ABSTRACT

Like all executed criminals, Jernigan’s virtual imago serves as an admonitory figure, a moral exemplar warning of the fate attendant on transgression of the social contract (Hutchings 1997). This doubtless accounts for much of the popular appeal of the image. It shores up a punitive sense of justice and upholds the rule of law, while translating the scene of judgement into the digital medium and giving it global distribution on the Web. I claimed at the beginning of Chapter 3 that the VHP recapitulates the entire history of anatomy. It remediates both anatomy’s history of visualisation-the transition from the earliest drawn atlases, through photography, the endoscope, the xray and tomography-and its production of social hierarchies of biovalue, through a morality of transgression, condemnation, sacrifice and post-humous redemption. The figure of Jernigan reminds us that this history does not belong to the brutal past of biomedicine but is with us still.
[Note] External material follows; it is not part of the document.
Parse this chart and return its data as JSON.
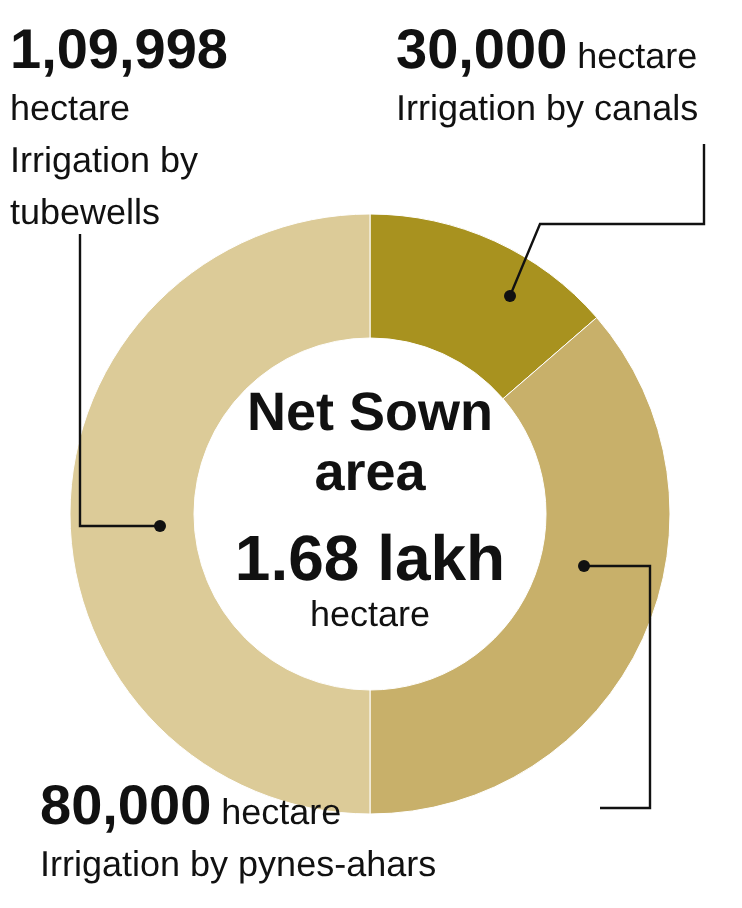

The Visible Human Project indicates the latent status of all citizens, all subjects, as possible objects within the optical field of biomedicine. All subjects are potential standing reserves and sources of biovalue, raw materials for biotechnical projects. Some, like the woman who donated her body to the project, take up this potential as part of the duties of citizenship. Others, like Jernigan, are designated by regimes of crime and punishment, or related regimes of class, race, sex and colonisation, as suitable material for biotechnical transformation, fated to act as test-technologies for other, more worthy citizens. Bodily matter that is deemed socially valueless can be redeemed by working its biological qualities in the interests of those whose bodies count in the social order.